Agar sistem yang dibangun dalam pengelolaan hutan lestari di Papua dapat berjalan dengan baik dan dapat dikelola secara mandiri oleh kelompok-kelompok masyarakat adat Papua melalui fasilitas perizinan yang ada, maka perlu dipikirkan tentang ketersediaan Ganis pada setiap pemegang IUPHHK-MHA. Karena belum seluruh pihak terkait memahami perannya dalam SVLK, kecuali pihak perusahaan IUPHHK, Industri Primer Kehutanan, Dinas Kehutanan dan Koperasi yang bergerak di bidang pengolahan kayu, terutama mereka yang terlibat langsung dalam penatausahaan dan pengawas peredaran kayu (Ganis dan Wasganis). Mereka memahaminya karena dalam setiap pelatihan penyegaran Ganis dan Wasganis, perkembangan regulasi terbaru terkait dengan penatausahaan dan peredaran hasil hutan selalu disampaikan oleh instruktur.

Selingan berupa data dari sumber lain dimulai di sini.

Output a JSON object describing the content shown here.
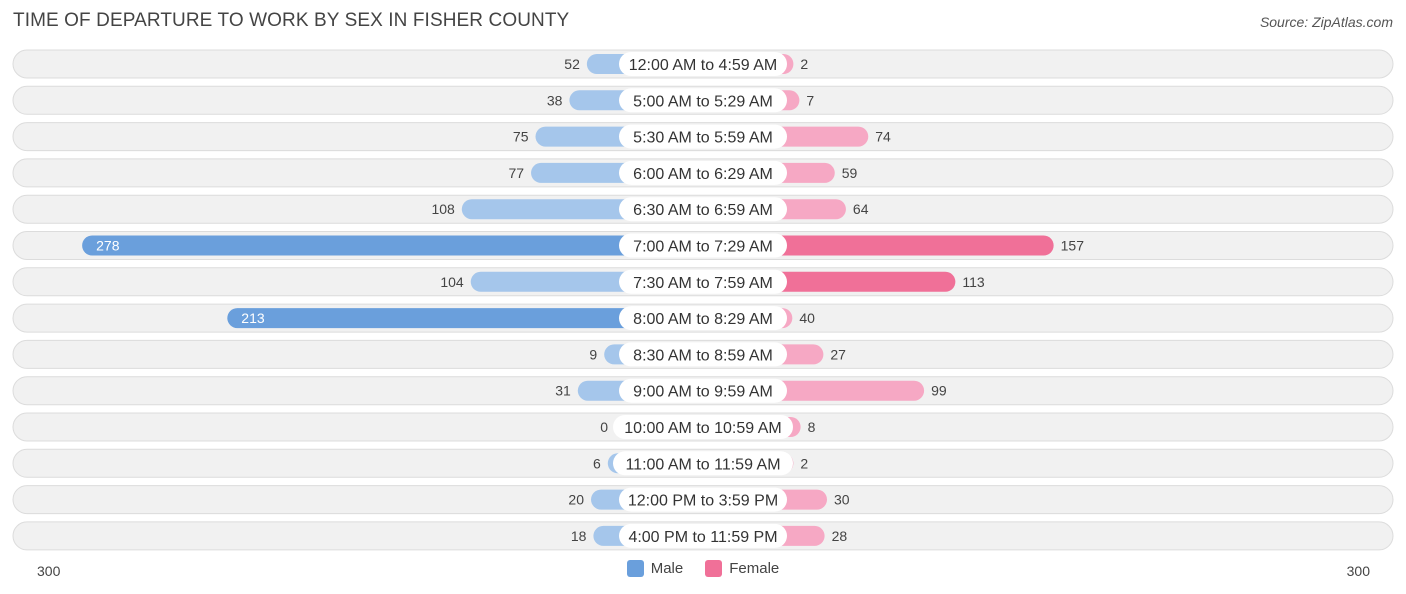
{
  "title": "TIME OF DEPARTURE TO WORK BY SEX IN FISHER COUNTY",
  "source": "Source: ZipAtlas.com",
  "colors": {
    "male_light": "#a5c6eb",
    "male_dark": "#6a9fdc",
    "female_light": "#f6a8c4",
    "female_dark": "#f07098",
    "row_bg": "#f1f1f1",
    "row_border": "#dcdcdc"
  },
  "chart_data": {
    "type": "bar",
    "orientation": "diverging-horizontal",
    "categories": [
      "12:00 AM to 4:59 AM",
      "5:00 AM to 5:29 AM",
      "5:30 AM to 5:59 AM",
      "6:00 AM to 6:29 AM",
      "6:30 AM to 6:59 AM",
      "7:00 AM to 7:29 AM",
      "7:30 AM to 7:59 AM",
      "8:00 AM to 8:29 AM",
      "8:30 AM to 8:59 AM",
      "9:00 AM to 9:59 AM",
      "10:00 AM to 10:59 AM",
      "11:00 AM to 11:59 AM",
      "12:00 PM to 3:59 PM",
      "4:00 PM to 11:59 PM"
    ],
    "series": [
      {
        "name": "Male",
        "values": [
          52,
          38,
          75,
          77,
          108,
          278,
          104,
          213,
          9,
          31,
          0,
          6,
          20,
          18
        ]
      },
      {
        "name": "Female",
        "values": [
          2,
          7,
          74,
          59,
          64,
          157,
          113,
          40,
          27,
          99,
          8,
          2,
          30,
          28
        ]
      }
    ],
    "axis_max": 300,
    "axis_left_label": "300",
    "axis_right_label": "300",
    "legend": [
      "Male",
      "Female"
    ],
    "legend_position": "bottom-center"
  }
}
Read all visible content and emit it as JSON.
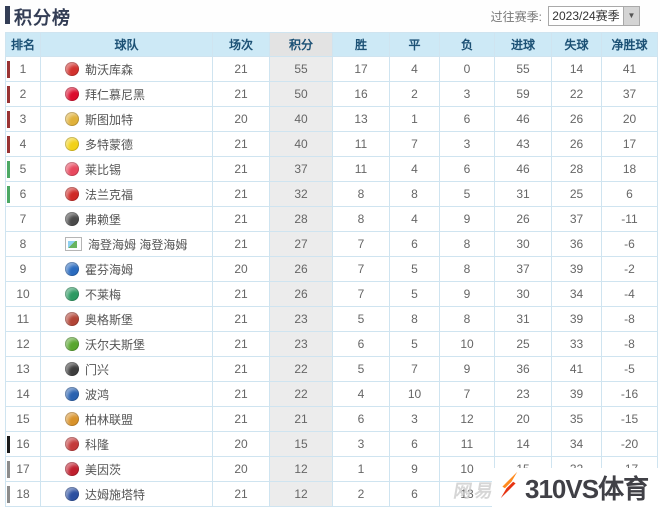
{
  "header": {
    "title": "积分榜",
    "season_label": "过往赛季:",
    "season_value": "2023/24赛季"
  },
  "table": {
    "columns": [
      {
        "key": "rank",
        "label": "排名"
      },
      {
        "key": "team",
        "label": "球队"
      },
      {
        "key": "played",
        "label": "场次"
      },
      {
        "key": "points",
        "label": "积分"
      },
      {
        "key": "win",
        "label": "胜"
      },
      {
        "key": "draw",
        "label": "平"
      },
      {
        "key": "loss",
        "label": "负"
      },
      {
        "key": "gf",
        "label": "进球"
      },
      {
        "key": "ga",
        "label": "失球"
      },
      {
        "key": "gd",
        "label": "净胜球"
      }
    ],
    "rows": [
      {
        "rank": "1",
        "name": "勒沃库森",
        "logo": "#d2322e",
        "marker": "#993333",
        "stats": [
          "21",
          "55",
          "17",
          "4",
          "0",
          "55",
          "14",
          "41"
        ]
      },
      {
        "rank": "2",
        "name": "拜仁慕尼黑",
        "logo": "#dc0c2d",
        "marker": "#993333",
        "stats": [
          "21",
          "50",
          "16",
          "2",
          "3",
          "59",
          "22",
          "37"
        ]
      },
      {
        "rank": "3",
        "name": "斯图加特",
        "logo": "#e0b13a",
        "marker": "#993333",
        "stats": [
          "20",
          "40",
          "13",
          "1",
          "6",
          "46",
          "26",
          "20"
        ]
      },
      {
        "rank": "4",
        "name": "多特蒙德",
        "logo": "#f2d117",
        "marker": "#993333",
        "stats": [
          "21",
          "40",
          "11",
          "7",
          "3",
          "43",
          "26",
          "17"
        ]
      },
      {
        "rank": "5",
        "name": "莱比锡",
        "logo": "#e8485e",
        "marker": "#4ca864",
        "stats": [
          "21",
          "37",
          "11",
          "4",
          "6",
          "46",
          "28",
          "18"
        ]
      },
      {
        "rank": "6",
        "name": "法兰克福",
        "logo": "#cf2a26",
        "marker": "#4ca864",
        "stats": [
          "21",
          "32",
          "8",
          "8",
          "5",
          "31",
          "25",
          "6"
        ]
      },
      {
        "rank": "7",
        "name": "弗赖堡",
        "logo": "#4a4a4a",
        "marker": "",
        "stats": [
          "21",
          "28",
          "8",
          "4",
          "9",
          "26",
          "37",
          "-11"
        ]
      },
      {
        "rank": "8",
        "name": "海登海姆 海登海姆",
        "logo": "broken",
        "marker": "",
        "stats": [
          "21",
          "27",
          "7",
          "6",
          "8",
          "30",
          "36",
          "-6"
        ]
      },
      {
        "rank": "9",
        "name": "霍芬海姆",
        "logo": "#2a6bbf",
        "marker": "",
        "stats": [
          "20",
          "26",
          "7",
          "5",
          "8",
          "37",
          "39",
          "-2"
        ]
      },
      {
        "rank": "10",
        "name": "不莱梅",
        "logo": "#2c9a62",
        "marker": "",
        "stats": [
          "21",
          "26",
          "7",
          "5",
          "9",
          "30",
          "34",
          "-4"
        ]
      },
      {
        "rank": "11",
        "name": "奥格斯堡",
        "logo": "#b24436",
        "marker": "",
        "stats": [
          "21",
          "23",
          "5",
          "8",
          "8",
          "31",
          "39",
          "-8"
        ]
      },
      {
        "rank": "12",
        "name": "沃尔夫斯堡",
        "logo": "#58a62e",
        "marker": "",
        "stats": [
          "21",
          "23",
          "6",
          "5",
          "10",
          "25",
          "33",
          "-8"
        ]
      },
      {
        "rank": "13",
        "name": "门兴",
        "logo": "#3d3d3d",
        "marker": "",
        "stats": [
          "21",
          "22",
          "5",
          "7",
          "9",
          "36",
          "41",
          "-5"
        ]
      },
      {
        "rank": "14",
        "name": "波鸿",
        "logo": "#2a62b0",
        "marker": "",
        "stats": [
          "21",
          "22",
          "4",
          "10",
          "7",
          "23",
          "39",
          "-16"
        ]
      },
      {
        "rank": "15",
        "name": "柏林联盟",
        "logo": "#d8922a",
        "marker": "",
        "stats": [
          "21",
          "21",
          "6",
          "3",
          "12",
          "20",
          "35",
          "-15"
        ]
      },
      {
        "rank": "16",
        "name": "科隆",
        "logo": "#c43b3b",
        "marker": "#1a1a1a",
        "stats": [
          "20",
          "15",
          "3",
          "6",
          "11",
          "14",
          "34",
          "-20"
        ]
      },
      {
        "rank": "17",
        "name": "美因茨",
        "logo": "#c01f2e",
        "marker": "#8c8c8c",
        "stats": [
          "20",
          "12",
          "1",
          "9",
          "10",
          "15",
          "32",
          "-17"
        ]
      },
      {
        "rank": "18",
        "name": "达姆施塔特",
        "logo": "#2b4fa0",
        "marker": "#8c8c8c",
        "stats": [
          "21",
          "12",
          "2",
          "6",
          "13",
          "",
          "",
          ""
        ]
      }
    ]
  },
  "watermarks": {
    "netease": "网易",
    "brand_text": "310VS体育"
  },
  "icons": {
    "select_arrow": "▼"
  },
  "colors": {
    "accent_champions": "#993333",
    "accent_europe": "#4ca864",
    "accent_playoff": "#1a1a1a",
    "accent_relegation": "#8c8c8c",
    "brand_orange": "#ff8a1e",
    "brand_red": "#e63312"
  }
}
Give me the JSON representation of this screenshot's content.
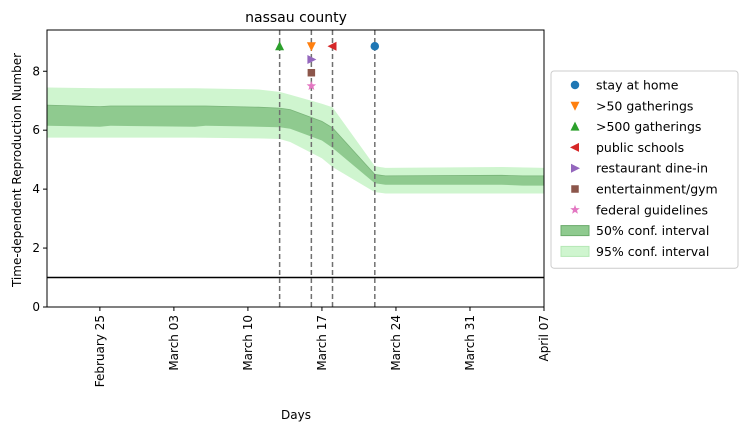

Akan tetapi bagi pemegang IUPHHK-MHA, hal-hal mengenai ketersediaan Ganis maupun Wasganis belum menjadi prioritas dalam rencana-rencana jangka pendek mereka karena konsentrasi berpikir mereka adalah bagaimana memobilisasi tenaga kerja di kampung dan bagaimana mengorganisir modal kerja. Sehingga hal-hal mengenai ketersediaan ganis dan wasganis sering dipikirkan sepihak oleh pemerintah daerah, c.q. Dinas Kehutanan Kabupaten dan Provinsi saja. Kondisi ini harus serius dipikirkan juga oleh para pemegang izin IUPHHK-MHA karena dalam SVLK, kecukupan Ganis dan Wasganis juga menjadi salah satu item penilaian oleh para auditor.